A custodire i segreti del riso della Riserva San Massimo è Dino Massignani, ex guardia forestale con mamma mondina: è con il suo arrivo nel 2005 che si è sviluppata l’azienda agricola di cui ora è direttore e appassionato divulgatore. Le varietà che si trovano sono tre: l’autentico Carnaroli (anche in versione integrale) il Rosa Marchetti e il Vialone Nano. “Coltivare Carnaroli in purezza” ci dice Dino “significa fare una scelta precisa, mettendo la qualità del prodotto al di sopra di ogni cosa”. Questa tipologia di riso è considerata tra le più pregiate e senza nessun dubbio la migliore per i risotti, in quanto esalta la cremosità del piatto grazie a due importarti fattori, come ci viene spiegato: “Il primo è la tenuta in cottura, il secondo è l’alta percentuale di amilosio. Questo è molto importante perché più amido rilascia il chicco, più si ha un assorbimento dei sapori e una omogeneità nel piatto”. Secondo la legislazione italiana, però, possono essere etichettate (e quindi vendute) come Carnaroli anche varietà succedanee, tipo Carnise, Karnac, Keope che hanno costi inferiori e rese superiori a quello originale. Un distinguo che non è presente in etichetta. È per questo che sapere da dove ha origine la materia prima è fondamentale. E la preparazione di un ottimo risotto non può che cominciare da un ottimo campo.

Come viene coltivato

La coltivazione all’interno della riserva rispetta quella che è la sua biodiversità. Come ci spiega Massignani, nei campi dopo il taglio vengono lasciate le stoppie, ovvero i residui del precedente raccolto che servono a concimare in modo del tutto naturale il terreno durante l’inverno. Verso aprile/maggio vengono piantate le nuove sementi – che sono certificate dall’ENSE, l’Ente Nazionale Sementi Elette – che vedranno completa maturazione verso la fine di settembre, quando si inizia la raccolta, che può durare un mese, un mese e mezzo a seconda della quantità di prodotto. I numeri di quest’anno? Dai 73 ai 75 quintali di chicchi per ettaro. Ma come si capisce il momento esatto per tagliare le piante? Il chicco deve raggiungere una percentuale di umidità del 30%, per questo le temperature calde sono un problema.

Il caldo, nemico del riso

È un dato di fatto che il riscaldamento globale sia un’emergenza, tanto da entrare sia nel dibattito pubblico che nelle agende politiche. In un’oasi naturale come questa ci sono stati dei cambiamenti nel corso degli anni? E se sì, quali? Dino Massignani non ha dubbi a riguardo, l’innalzamento della temperatura si tocca con mano. “Negli anni ‘80 e ‘90 il Carnaroli veniva seminato i primi di aprile e tagliato a ottobre. Adesso la semina viene ritardata di un mese, quindi i primi di maggio e si taglia quando il chicco raggiunge la giusta percentuale di umidità, sperando che non avvenga i primi di settembre perché ciò significherebbe che c’è stato un gran caldo”. Una maturazione veloce implica un prodotto finale non perfetto.

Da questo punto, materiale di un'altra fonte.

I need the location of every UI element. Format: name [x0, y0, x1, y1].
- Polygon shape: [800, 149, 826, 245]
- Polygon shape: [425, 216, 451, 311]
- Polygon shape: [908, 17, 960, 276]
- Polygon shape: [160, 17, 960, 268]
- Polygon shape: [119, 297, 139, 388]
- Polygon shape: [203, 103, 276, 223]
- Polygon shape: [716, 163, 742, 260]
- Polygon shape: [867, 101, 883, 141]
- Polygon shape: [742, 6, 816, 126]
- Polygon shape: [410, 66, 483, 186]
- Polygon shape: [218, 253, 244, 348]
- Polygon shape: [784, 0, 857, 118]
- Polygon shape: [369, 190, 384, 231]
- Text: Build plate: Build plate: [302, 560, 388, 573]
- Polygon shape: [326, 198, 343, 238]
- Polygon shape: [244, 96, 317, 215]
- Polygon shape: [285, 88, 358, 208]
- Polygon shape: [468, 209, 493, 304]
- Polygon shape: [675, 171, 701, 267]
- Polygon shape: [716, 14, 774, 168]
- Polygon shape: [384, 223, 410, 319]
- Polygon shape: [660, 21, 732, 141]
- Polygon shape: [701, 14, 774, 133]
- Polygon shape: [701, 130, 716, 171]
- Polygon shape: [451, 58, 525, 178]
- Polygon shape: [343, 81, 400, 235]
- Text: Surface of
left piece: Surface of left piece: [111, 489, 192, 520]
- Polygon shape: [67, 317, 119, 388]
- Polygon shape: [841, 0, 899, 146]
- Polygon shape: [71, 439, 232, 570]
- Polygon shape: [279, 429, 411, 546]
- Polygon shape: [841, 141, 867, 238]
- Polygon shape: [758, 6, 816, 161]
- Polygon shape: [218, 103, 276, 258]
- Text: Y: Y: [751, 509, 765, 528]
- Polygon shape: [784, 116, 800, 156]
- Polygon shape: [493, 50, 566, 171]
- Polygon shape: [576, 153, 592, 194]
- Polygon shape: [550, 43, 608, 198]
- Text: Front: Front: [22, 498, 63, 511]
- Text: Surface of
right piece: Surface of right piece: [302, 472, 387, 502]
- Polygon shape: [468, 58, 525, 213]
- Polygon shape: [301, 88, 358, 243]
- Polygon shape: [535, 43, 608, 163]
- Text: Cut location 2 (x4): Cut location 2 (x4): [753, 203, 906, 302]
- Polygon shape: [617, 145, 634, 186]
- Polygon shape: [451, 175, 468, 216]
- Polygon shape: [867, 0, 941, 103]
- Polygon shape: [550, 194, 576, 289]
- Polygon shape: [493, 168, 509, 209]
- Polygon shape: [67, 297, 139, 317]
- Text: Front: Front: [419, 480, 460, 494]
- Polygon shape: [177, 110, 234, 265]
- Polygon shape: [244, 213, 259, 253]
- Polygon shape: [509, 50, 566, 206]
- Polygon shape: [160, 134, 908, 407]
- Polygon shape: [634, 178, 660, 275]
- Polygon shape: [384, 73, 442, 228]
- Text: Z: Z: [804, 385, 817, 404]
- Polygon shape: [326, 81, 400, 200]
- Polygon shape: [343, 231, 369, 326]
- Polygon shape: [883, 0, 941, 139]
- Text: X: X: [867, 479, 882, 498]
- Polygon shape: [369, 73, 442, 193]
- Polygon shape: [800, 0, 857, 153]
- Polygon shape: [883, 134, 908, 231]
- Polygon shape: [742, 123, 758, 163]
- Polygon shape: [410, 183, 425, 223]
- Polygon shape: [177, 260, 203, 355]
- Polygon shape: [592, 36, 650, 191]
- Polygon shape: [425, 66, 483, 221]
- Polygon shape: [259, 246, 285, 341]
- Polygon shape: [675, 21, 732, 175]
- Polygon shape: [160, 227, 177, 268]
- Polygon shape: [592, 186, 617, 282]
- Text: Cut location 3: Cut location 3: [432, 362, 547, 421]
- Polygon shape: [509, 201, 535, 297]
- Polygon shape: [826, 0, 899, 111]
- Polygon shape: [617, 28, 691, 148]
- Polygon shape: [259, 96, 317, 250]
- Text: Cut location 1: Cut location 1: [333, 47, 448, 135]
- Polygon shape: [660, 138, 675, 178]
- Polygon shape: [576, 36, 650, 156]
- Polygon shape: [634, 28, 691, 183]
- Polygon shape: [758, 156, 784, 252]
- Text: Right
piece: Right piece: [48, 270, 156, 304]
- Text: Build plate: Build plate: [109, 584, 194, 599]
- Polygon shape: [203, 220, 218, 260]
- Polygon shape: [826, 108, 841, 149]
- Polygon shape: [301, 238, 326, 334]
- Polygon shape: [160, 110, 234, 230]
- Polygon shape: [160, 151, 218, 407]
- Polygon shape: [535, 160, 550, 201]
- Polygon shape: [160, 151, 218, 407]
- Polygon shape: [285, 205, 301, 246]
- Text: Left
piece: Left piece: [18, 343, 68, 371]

L'essicazione: un metodo gentile

Per poter essere conservato e poi venduto, il riso (o meglio risone, quello grezzo) deve subire la fase dell’essicazione, per abbassare ulteriormente il livello di umidità. Un momento delicato per il quale, però, la legge italiana prevede ancora l’utilizzo del gasolio, un combustibile in realtà poco idoneo. Qui, invece, ci si avvale di un moderno impianto di essicazione con scambiatore termico a metano, che ha tre principali vantaggi: 1) Risparmio energetico 2) Il chicco non entra in contatto con le esalazioni del combustibile 3) La procedura è lenta e ciò permette la conservazione delle proprietà organolettiche del chicco.

Un riso naturalmente "fresco"

Sappiamo che è una definizione impropria, però ci piace descriverlo così. Il riso, infatti, dopo essere stato raccolto rimane nei silos per 2/3 mesi, solo in seguito viene lavorato e confezionato sottovuoto e in atmosfera protettiva, senza ossigeno, ma in azoto, un gas che non interagisce con il prodotto, che mantiene tutte le sue proprietà organolettiche e nutrizionali fino all’apertura. Una volta aperto, non trasferitelo in altri contenitori (tipo barattoli di vetro), ma lasciatelo nella sua confezione in cui sopravvive l'azoto. Il consiglio di Massignani è quello di consumarlo nell'arco di 20 giorni, in quanto il riso non ha ricevuto nessun trattamento chimico. A confezione integra, meglio mangiarlo tra i 3 e i 5 mesi, ma si conserva perfettamente per due anni. Farne una scorta, quindi, non è un problema.